Hani Sheikh Alshabab

Aster Hospital

Title: Cytogenetics in Melanoma/Pathology in point of view


Hani Sheikh Alshabab is an Syrian Histopathologist graduated from Damascus University in 2003, then he traveled to USA where he achieved my ECFMG certificate, meanwhile he participated in Genomic research related to the genetic role in coronary artery stents stenosis and obesity at Geisinger Health System located in Danville at the beautiful state of  Pennsylvania, then he  moved back to Syria where he enrolled in Anatomic Pathology residency program at Ministry of Health, graduated in 2010, and in 2012 I obtained The Arab Board Certificate/The Fellow Of Arab Board Of Health Specialization Of Pathology (ABHS-Path), with almost 6 years experience in pathology distributed between The General Assembly of Damascus Hospital, private practice, southern Iraq government hospital and finally Aster Hospital in the amazing city of Dubai, UAE. He is a member of Syrian Society of Pathology and Emirates Pathology Society, and have attended many conferences during my career including The Arab Health, Medlab 2016 held in Dubai UAE 2016, Emirates Surgical Pathology Conference held in Dubai UAE 2015, The 23rd Congress of the Arab Division, International Academy of Pathology held in Beirut- Lebanon 2011, and The 12th Meeting of the Syrian Society of Pathology held in Damascus, Syria, 2010 in collaboration with the University of Texas, MD Anderson Cancer Center, Houston


  • One person dies of melanoma every hour (every 52 minutes). An estimated 76,380 new cases of invasive melanoma were diagnosed in the U.S. in 2016.  An estimated 10,130 people died of melanoma in 2016. 
  • Melanoma accounts for less than one percent of skin cancer cases, but the vast majority of skin cancer deaths.  
  • The vast majority of melanomas are caused by the sun. In fact, one study found that about 86 percent of melanomas can be attributed to exposure to ultraviolet (UV) radiation from the sun. Regular daily use of an SPF 15 or higher sunscreen reduces the risk of developing melanoma by 50 percent.

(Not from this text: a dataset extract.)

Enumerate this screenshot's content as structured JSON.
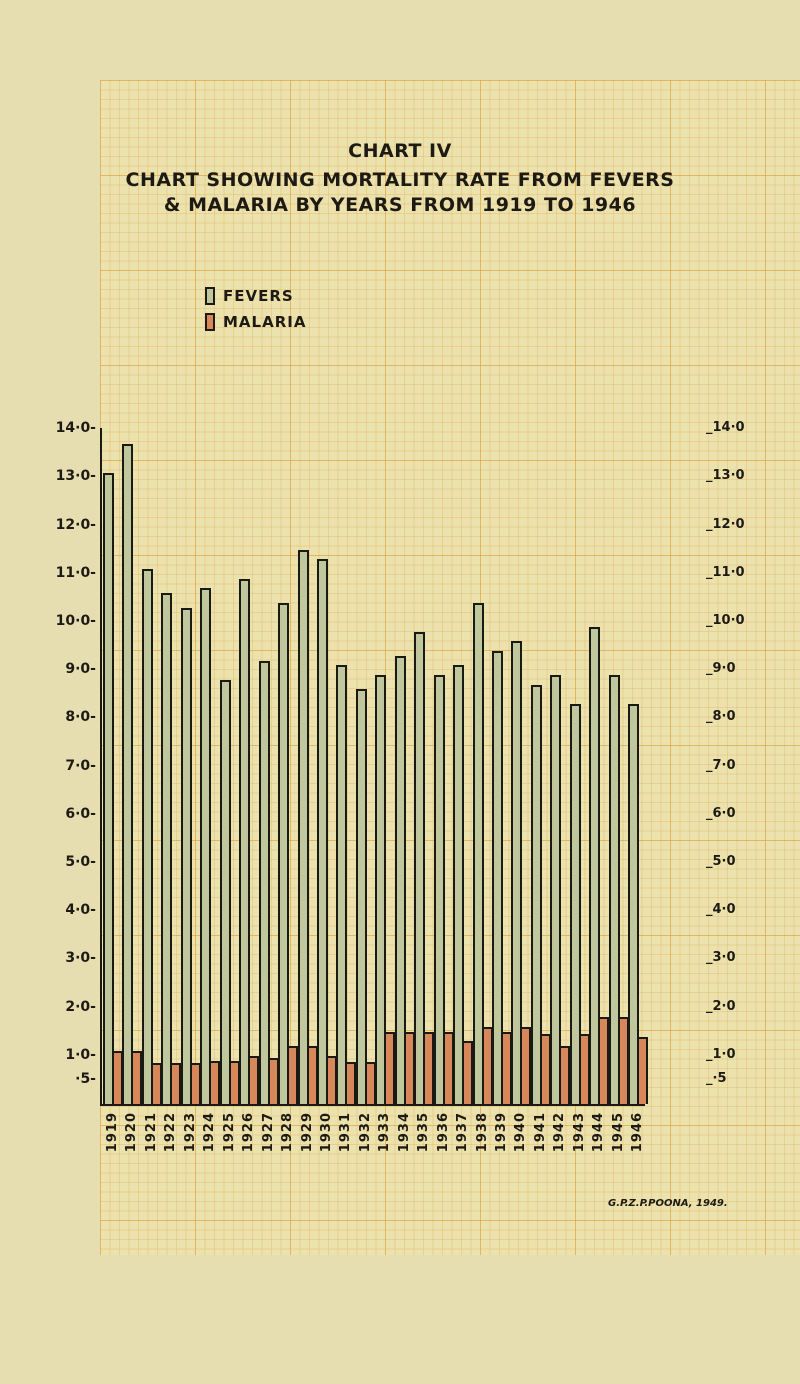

  • Naevus number and size established as a heritable factor and a melanoma risk factor.
  • Frequent & consistent chromosomal aberrations with comparative genomic hybridization.

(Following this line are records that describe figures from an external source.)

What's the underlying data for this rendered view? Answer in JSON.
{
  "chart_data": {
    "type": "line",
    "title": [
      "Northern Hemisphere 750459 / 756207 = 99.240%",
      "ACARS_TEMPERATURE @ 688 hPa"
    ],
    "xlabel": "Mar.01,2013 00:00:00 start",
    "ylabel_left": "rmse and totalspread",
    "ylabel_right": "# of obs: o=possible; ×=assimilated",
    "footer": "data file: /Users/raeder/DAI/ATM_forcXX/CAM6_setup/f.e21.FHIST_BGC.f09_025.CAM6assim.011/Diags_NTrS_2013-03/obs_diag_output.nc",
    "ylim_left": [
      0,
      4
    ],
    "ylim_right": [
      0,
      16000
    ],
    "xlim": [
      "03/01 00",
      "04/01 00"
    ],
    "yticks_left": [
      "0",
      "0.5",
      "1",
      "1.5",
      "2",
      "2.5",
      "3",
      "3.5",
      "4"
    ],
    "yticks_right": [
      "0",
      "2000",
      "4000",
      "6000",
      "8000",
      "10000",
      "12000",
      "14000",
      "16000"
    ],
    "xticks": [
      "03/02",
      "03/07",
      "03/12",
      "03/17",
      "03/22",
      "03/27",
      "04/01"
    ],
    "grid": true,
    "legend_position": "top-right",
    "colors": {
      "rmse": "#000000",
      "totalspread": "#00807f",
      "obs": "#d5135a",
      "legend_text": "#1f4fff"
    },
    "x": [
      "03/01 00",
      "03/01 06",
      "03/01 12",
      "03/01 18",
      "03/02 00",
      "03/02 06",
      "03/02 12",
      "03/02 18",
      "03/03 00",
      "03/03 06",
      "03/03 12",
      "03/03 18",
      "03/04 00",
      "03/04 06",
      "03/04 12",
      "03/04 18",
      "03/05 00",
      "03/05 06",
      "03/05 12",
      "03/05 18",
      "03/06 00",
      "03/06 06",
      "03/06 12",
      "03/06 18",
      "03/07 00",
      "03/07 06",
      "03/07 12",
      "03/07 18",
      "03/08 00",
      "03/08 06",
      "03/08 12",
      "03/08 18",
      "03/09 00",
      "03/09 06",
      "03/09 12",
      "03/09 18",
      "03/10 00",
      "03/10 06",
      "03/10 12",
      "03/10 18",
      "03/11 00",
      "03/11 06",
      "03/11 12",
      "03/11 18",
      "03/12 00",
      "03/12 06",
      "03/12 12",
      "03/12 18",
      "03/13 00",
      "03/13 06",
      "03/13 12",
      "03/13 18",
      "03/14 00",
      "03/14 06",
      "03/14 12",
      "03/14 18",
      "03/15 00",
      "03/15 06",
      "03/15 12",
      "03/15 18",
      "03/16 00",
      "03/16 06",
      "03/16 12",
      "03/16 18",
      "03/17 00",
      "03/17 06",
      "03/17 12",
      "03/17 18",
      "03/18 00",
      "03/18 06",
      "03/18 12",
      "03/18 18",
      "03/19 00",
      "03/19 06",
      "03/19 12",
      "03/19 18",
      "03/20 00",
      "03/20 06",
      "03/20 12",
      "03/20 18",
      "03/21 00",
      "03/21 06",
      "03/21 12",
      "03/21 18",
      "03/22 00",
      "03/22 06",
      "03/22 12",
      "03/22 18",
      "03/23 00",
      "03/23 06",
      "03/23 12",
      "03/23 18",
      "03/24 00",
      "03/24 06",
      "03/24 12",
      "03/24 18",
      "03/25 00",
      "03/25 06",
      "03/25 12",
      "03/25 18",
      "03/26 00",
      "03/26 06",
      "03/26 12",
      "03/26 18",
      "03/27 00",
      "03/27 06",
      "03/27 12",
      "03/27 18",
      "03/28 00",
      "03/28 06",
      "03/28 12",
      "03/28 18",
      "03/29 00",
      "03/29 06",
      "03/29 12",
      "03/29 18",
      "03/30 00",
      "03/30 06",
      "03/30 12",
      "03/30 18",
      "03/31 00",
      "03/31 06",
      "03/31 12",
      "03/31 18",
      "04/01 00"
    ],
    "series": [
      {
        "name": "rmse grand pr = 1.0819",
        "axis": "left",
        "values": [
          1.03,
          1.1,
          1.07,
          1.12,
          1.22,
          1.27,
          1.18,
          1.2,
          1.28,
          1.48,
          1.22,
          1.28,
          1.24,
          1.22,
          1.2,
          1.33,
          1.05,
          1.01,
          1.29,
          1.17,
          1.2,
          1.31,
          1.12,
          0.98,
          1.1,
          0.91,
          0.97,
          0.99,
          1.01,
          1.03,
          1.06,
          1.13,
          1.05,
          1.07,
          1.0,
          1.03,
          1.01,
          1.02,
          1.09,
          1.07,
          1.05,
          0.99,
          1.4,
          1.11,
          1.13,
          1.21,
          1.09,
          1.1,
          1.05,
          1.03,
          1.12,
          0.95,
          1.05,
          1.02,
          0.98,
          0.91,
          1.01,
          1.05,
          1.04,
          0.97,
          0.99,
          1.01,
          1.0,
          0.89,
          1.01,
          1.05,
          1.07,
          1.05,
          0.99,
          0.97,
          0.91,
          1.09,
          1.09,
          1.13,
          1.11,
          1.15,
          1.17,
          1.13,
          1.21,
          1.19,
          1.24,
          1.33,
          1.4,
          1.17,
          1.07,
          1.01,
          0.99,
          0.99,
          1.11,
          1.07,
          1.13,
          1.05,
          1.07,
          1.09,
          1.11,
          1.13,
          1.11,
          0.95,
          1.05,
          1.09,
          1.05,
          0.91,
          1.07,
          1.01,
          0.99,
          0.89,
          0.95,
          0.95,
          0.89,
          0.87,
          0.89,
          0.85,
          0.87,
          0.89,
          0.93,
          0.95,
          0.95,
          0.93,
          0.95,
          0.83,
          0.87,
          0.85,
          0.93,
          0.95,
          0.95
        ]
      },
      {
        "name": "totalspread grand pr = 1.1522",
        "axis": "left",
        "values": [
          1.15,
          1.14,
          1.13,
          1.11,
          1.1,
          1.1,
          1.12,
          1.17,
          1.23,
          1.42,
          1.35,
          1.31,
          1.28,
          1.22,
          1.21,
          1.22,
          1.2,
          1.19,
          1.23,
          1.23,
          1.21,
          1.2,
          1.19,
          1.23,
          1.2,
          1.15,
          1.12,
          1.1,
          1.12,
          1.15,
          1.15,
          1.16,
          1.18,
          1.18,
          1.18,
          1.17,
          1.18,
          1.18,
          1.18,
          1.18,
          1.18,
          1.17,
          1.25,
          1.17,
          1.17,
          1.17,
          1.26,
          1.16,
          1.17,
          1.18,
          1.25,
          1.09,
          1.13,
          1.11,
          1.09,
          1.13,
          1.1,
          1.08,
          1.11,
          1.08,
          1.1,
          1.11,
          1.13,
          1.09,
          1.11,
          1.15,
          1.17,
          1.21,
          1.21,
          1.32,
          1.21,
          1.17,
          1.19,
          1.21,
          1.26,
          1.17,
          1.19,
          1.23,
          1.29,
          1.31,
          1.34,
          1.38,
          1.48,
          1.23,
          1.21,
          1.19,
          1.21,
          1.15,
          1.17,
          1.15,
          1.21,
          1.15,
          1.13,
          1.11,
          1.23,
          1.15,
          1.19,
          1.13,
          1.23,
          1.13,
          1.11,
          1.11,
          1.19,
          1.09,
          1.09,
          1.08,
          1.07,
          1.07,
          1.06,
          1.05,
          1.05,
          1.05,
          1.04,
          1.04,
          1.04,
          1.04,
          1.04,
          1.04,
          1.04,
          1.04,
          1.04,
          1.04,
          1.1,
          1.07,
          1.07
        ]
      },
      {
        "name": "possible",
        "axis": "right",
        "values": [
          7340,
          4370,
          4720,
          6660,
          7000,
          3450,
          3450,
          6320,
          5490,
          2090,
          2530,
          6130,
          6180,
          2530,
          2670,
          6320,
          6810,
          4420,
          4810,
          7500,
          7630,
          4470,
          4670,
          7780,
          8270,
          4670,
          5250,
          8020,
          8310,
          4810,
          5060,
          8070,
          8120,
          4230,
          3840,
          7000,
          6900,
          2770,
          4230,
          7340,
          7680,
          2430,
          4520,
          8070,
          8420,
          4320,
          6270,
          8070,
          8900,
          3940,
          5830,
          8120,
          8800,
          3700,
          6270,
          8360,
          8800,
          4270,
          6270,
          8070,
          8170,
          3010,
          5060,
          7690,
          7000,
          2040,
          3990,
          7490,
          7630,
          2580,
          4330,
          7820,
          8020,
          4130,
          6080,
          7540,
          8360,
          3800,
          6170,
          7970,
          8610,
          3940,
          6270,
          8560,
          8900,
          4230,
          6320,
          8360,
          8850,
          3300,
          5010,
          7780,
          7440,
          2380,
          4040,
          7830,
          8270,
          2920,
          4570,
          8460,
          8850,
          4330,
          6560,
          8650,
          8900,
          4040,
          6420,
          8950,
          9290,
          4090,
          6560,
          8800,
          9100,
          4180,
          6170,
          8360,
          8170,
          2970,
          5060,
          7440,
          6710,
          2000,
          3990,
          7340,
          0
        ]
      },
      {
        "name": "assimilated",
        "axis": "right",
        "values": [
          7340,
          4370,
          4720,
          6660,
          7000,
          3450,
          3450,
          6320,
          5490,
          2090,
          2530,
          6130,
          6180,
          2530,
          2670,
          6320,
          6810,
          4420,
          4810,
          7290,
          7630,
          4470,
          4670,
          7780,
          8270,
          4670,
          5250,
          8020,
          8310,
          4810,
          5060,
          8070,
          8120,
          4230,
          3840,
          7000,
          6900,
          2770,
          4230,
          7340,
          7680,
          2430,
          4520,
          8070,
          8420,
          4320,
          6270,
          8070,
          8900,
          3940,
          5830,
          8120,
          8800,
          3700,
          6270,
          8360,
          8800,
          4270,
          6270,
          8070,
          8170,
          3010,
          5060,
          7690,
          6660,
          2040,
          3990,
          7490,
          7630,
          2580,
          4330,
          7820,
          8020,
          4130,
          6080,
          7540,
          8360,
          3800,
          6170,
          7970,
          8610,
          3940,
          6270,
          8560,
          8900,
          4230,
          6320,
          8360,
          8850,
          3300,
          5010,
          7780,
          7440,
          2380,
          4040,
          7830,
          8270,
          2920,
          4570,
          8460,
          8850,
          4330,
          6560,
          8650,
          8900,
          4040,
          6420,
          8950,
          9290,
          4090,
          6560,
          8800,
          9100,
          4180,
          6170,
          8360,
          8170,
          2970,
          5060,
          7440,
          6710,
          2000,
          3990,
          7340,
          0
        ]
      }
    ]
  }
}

  • Deletions of chromosomes 9p (82%), 10q (63%), and 6q (28%).
  • Genetic differences based on anatomic location and sun exposure. Acral melanomas have more aberrations of chromosomes 5p, 11q, 12q, and 15. Lentigo maligna melanomas show more frequent loss of 17p & 13q.
  • BRAFV600E mutations are frequent in melanocytic naevi, implicating BRAFV600E as an initiating mutation during the evolution of melanoma.

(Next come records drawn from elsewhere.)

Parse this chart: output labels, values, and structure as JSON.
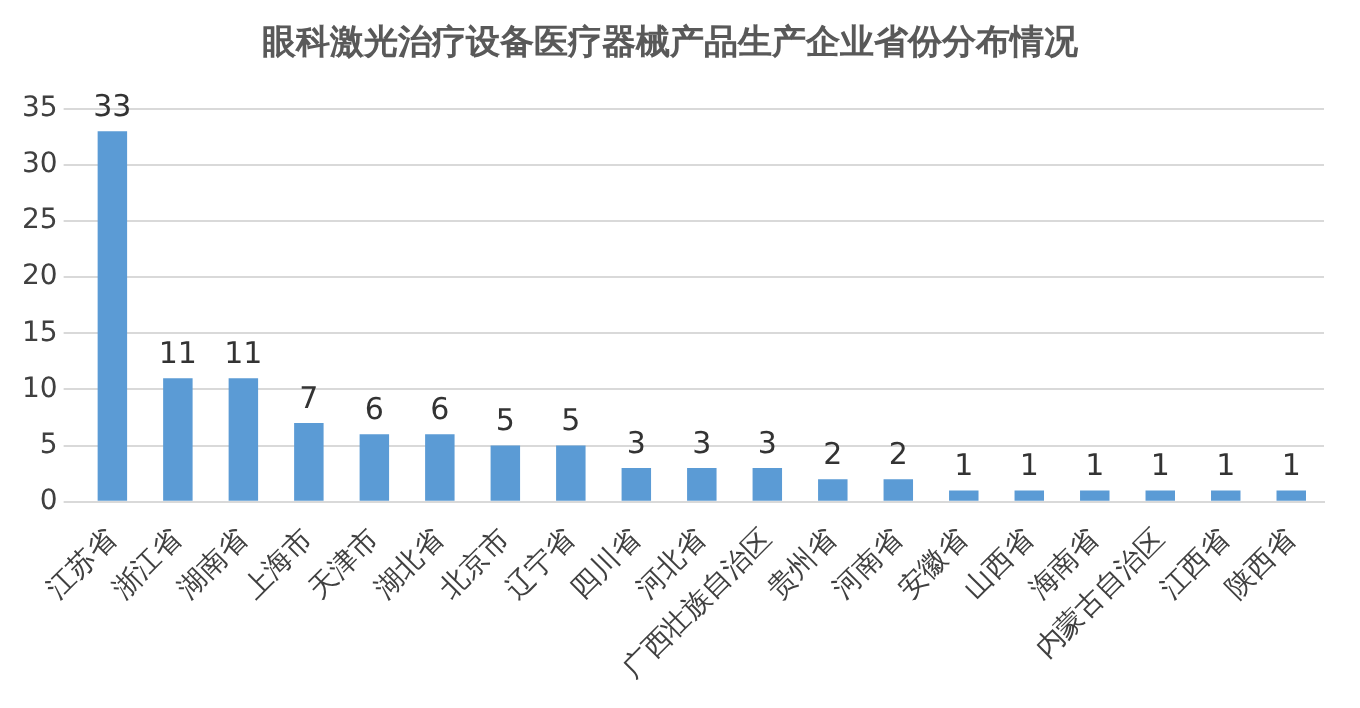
{
  "chart_data": {
    "type": "bar",
    "title": "眼科激光治疗设备医疗器械产品生产企业省份分布情况",
    "categories": [
      "江苏省",
      "浙江省",
      "湖南省",
      "上海市",
      "天津市",
      "湖北省",
      "北京市",
      "辽宁省",
      "四川省",
      "河北省",
      "广西壮族自治区",
      "贵州省",
      "河南省",
      "安徽省",
      "山西省",
      "海南省",
      "内蒙古自治区",
      "江西省",
      "陕西省"
    ],
    "values": [
      33,
      11,
      11,
      7,
      6,
      6,
      5,
      5,
      3,
      3,
      3,
      2,
      2,
      1,
      1,
      1,
      1,
      1,
      1
    ],
    "color": "#5b9bd5",
    "ylim": [
      0,
      35
    ],
    "yticks": [
      0,
      5,
      10,
      15,
      20,
      25,
      30,
      35
    ],
    "grid": "y",
    "data_labels": true,
    "legend": false
  }
}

  • Mutations occur during the evolution of melanoma from precursor lesions, and there is an intermediate phase of progression between a naevus and a melanoma.
  • Studies indicating the 18 genetic loci that confer susceptibility to melanoma.
  • UV radiation could generate BRAFV600E mutations which induce a senescence-like state in melanocytes.